Alle Gedanken an Flucht oder Schlimmeres waren wie weggespült von einer Welle hellblauen Wassers, das mich in diesem Moment von all meinen Qualen erlöste. Zum ersten Mal seit Jahren fühlte ich mich wahrhaft lebendig und nicht nur am Leben.
Wie lange wir so dalagen im Blick des anderen Versunken, die Gedanken meilenweit von der Realität entfernt, konnte ich im Nachhinein betrachtet nicht sagen. Mir kam es wie eine köstliche kleine Ewigkeit vor, kein Wort fiel zwischen uns und es war auch keines von Nöten. Es war als beantworteten seine Augen jede meiner Fragen und im Gegenzug versprach ich ihm alles was er wollte.
Erst Johns Ruf zum Frühstück riss uns aus unserer Blase und brachte uns zurück in die Baker Street. Schnell setzte ich mich auf, irgendwie war diese Situation bizarr, wieso fühlte ich mich so erwischt als hätte ich etwas Verbotenes getan?

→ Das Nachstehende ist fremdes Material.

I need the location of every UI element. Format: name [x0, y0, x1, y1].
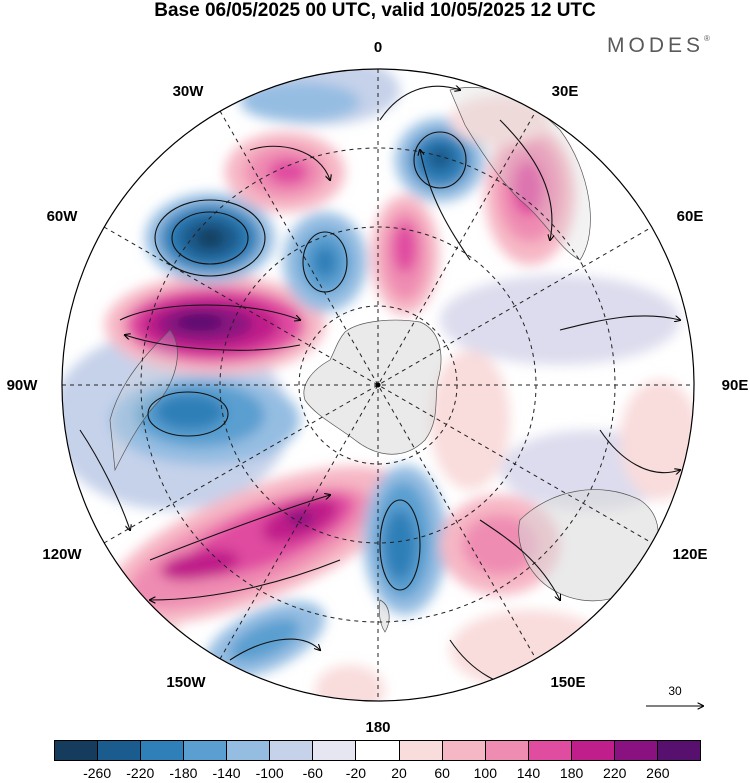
map-field [62, 69, 694, 701]
chart-title: Base 06/05/2025 00 UTC, valid 10/05/2025… [154, 0, 596, 21]
lon-label-30w: 30W [173, 83, 205, 100]
colorbar-cell [528, 741, 572, 760]
lon-label-0: 0 [374, 39, 382, 56]
colorbar-cell [141, 741, 185, 760]
colorbar-tick-label: -220 [126, 765, 155, 781]
colorbar-cell [227, 741, 271, 760]
colorbar-tick-label: -20 [345, 765, 367, 781]
lon-label-150w: 150W [166, 674, 206, 691]
colorbar-cell [657, 741, 700, 760]
colorbar-tick-label: 260 [646, 765, 670, 781]
lon-label-150e: 150E [550, 674, 585, 691]
polar-map: 0 30E 60E 90E 120E 150E 180 150W 120W 90… [7, 39, 749, 736]
colorbar-cell [571, 741, 615, 760]
lon-label-90w: 90W [7, 377, 39, 394]
colorbar-tick-label: -100 [255, 765, 284, 781]
colorbar-ticks: -260 -220 -180 -140 -100 -60 -20 20 60 100 140 180 2… [54, 765, 701, 783]
lon-label-180: 180 [365, 719, 390, 736]
colorbar-tick-label: -260 [83, 765, 112, 781]
brand-logo: MODES® [607, 34, 710, 58]
colorbar-cell [184, 741, 228, 760]
new-zealand [378, 599, 390, 633]
colorbar-cell [270, 741, 314, 760]
colorbar-tick-label: -140 [212, 765, 241, 781]
land-masses [109, 87, 659, 633]
lon-label-120e: 120E [672, 546, 707, 563]
lon-label-30e: 30E [552, 83, 579, 100]
colorbar-tick-label: 20 [391, 765, 407, 781]
brand-name: MODES [607, 34, 705, 57]
colorbar-tick-label: -60 [302, 765, 323, 781]
map-boundary [61, 68, 695, 702]
lon-label-60w: 60W [47, 208, 79, 225]
colorbar-cell [98, 741, 142, 760]
south-america [109, 329, 178, 472]
lon-label-120w: 120W [42, 546, 82, 563]
colorbar-tick-label: 220 [603, 765, 627, 781]
lon-label-90e: 90E [722, 377, 749, 394]
colorbar-tick-label: 60 [434, 765, 450, 781]
colorbar-tick-label: 140 [516, 765, 541, 781]
colorbar-tick-label: -180 [169, 765, 198, 781]
south-pole-marker [375, 382, 381, 388]
colorbar-cell [485, 741, 529, 760]
colorbar [54, 740, 701, 761]
lon-label-60e: 60E [677, 208, 704, 225]
colorbar-cell [442, 741, 486, 760]
colorbar-tick-label: 100 [473, 765, 498, 781]
colorbar-cell [356, 741, 400, 760]
colorbar-cell [614, 741, 658, 760]
colorbar-cell [313, 741, 357, 760]
reference-vector-label: 30 [668, 684, 682, 698]
colorbar-tick-label: 180 [559, 765, 584, 781]
antarctica [303, 319, 442, 455]
registered-mark: ® [704, 34, 710, 43]
colorbar-cell [55, 741, 99, 760]
colorbar-cell [399, 741, 443, 760]
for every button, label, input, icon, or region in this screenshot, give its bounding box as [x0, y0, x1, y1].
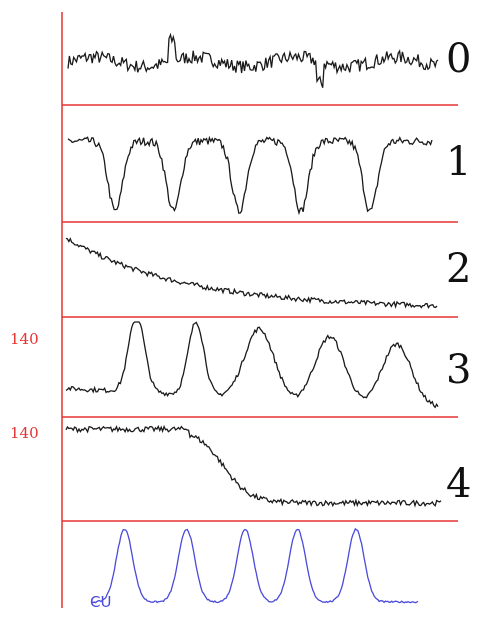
- trace-series-2: [65, 237, 438, 309]
- panel-label: 1: [446, 139, 471, 185]
- y-tick-label: 140: [10, 330, 39, 348]
- y-tick-label: 140: [10, 424, 39, 442]
- contraction-label: CU: [90, 593, 111, 611]
- panel-label: 2: [446, 246, 471, 292]
- trace-series-3: [65, 321, 439, 409]
- panel-label: 4: [446, 461, 471, 507]
- trace-series-4: [65, 424, 442, 508]
- panel-label: 3: [446, 347, 471, 393]
- trace-series-0: [67, 32, 439, 88]
- trace-series-cu: [91, 527, 419, 604]
- panel-label: 0: [446, 36, 471, 82]
- trace-series-1: [67, 135, 433, 216]
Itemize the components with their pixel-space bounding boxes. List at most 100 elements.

„Wir kommen" rief Sherlock und stand auf. Er zog seinen Morgenmantel an und ging zur Tür. Als ich ihm nicht folgte drehte er sich zu mir um. „Rebecca" mehr war nicht nötig, mehr musste er nicht sagen, ich löste mich aus meinen Gedanken und stand auf um ihm zu folgen. Bis ans Ende der Welt wenn es nötig wäre.
*
„Sherlock, Becky aufstehen es gibt Frühstück" rief ich durch ich die geschlossene Schlafzimmertür. Ich hatte trotz der Ereignisse der letzten Nacht relativ gut aber leider viel zu kurz geschlafen. Dennoch wollte ich Rebecca einen geregelten Tagesablauf bieten, naja so geregelt wie ein Tag mit Sherlock Holmes eben sein kann.
Als ich gerade den Tee aufgoss kamen sie auch schon in die Küche „Guten Morgen John" sagte Becky lächelnd und setzte sich auf ihren Platz. Es war ein Lächeln das ihre Augen erreichte, es tat so gut das zu sehen. Auch meine Mundwinkel zog dies nach oben aber das änderte sich schlagartig als Sherlock zu sprechen begann.

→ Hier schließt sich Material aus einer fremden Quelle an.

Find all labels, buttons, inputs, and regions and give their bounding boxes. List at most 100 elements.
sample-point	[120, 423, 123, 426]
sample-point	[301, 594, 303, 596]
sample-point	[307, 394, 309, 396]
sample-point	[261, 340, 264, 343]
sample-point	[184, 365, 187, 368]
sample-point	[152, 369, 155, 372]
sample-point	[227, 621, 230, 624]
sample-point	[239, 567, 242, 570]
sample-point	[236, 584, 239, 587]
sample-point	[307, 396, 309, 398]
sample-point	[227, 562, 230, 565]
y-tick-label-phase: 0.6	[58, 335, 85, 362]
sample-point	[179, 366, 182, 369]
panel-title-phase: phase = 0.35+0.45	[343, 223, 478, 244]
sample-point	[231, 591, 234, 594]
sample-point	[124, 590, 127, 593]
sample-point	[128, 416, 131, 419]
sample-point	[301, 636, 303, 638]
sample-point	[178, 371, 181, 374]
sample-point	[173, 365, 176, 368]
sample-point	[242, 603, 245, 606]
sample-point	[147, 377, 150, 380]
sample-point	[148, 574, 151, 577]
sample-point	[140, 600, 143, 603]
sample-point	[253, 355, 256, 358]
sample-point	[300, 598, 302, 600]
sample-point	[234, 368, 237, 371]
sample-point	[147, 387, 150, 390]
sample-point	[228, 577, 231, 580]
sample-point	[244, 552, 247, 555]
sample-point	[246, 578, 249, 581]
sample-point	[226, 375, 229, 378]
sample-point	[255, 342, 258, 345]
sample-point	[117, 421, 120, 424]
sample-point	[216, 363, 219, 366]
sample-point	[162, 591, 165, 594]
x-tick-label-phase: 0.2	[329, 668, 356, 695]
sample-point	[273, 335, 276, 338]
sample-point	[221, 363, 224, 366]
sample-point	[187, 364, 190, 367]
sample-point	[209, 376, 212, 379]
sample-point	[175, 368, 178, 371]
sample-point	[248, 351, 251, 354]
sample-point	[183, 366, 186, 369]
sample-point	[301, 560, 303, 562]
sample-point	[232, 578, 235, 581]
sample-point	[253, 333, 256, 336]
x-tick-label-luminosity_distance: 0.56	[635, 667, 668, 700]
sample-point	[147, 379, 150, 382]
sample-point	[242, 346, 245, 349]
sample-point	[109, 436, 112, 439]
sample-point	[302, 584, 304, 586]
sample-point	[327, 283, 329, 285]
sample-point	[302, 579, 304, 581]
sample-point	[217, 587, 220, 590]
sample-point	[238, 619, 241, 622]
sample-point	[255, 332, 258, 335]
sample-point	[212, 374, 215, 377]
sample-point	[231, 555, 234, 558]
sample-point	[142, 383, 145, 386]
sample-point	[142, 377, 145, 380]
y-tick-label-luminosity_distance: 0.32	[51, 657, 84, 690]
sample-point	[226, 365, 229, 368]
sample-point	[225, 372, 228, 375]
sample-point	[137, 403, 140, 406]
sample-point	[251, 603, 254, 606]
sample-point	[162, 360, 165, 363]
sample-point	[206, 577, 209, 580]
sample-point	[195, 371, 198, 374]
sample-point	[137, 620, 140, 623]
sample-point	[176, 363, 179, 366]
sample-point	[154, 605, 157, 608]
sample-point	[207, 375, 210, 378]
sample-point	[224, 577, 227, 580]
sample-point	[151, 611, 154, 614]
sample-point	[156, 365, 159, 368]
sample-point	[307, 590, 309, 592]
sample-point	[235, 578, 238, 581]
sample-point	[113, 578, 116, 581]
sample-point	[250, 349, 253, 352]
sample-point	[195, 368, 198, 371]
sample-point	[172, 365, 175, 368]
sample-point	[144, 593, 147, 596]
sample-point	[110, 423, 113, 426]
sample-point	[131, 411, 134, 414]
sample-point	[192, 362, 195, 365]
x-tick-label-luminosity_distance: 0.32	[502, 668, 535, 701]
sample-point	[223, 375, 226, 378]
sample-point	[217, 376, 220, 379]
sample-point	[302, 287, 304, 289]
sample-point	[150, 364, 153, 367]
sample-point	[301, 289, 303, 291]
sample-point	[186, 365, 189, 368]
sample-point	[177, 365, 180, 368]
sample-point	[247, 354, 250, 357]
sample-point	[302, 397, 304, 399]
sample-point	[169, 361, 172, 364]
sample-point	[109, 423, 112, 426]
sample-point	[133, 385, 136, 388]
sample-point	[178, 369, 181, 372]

„Deine Schwester hatte also wieder mal einen Rückfall" seine Stimme war ruhig und sachlich. Das machte mir mehr Angst als wenn er schreien würde, ich sah ihn obwohl ich hätte wissen müssen dass er es herausbekommt, erstaunt an.
„Nun sieh mich nicht so an" meinte unser Genie genervt bevor er erklärte „es gibt nicht vieles was dich derart kopflos macht aber auch dafür sorgt das du am nächsten Tag schon wieder so gefasst bist" Kopflos ja da hatte er recht, ich war wirklich kopflos gewesen Becky allein zu lassen. Schuldbewusst sah ich auf meinen Teller.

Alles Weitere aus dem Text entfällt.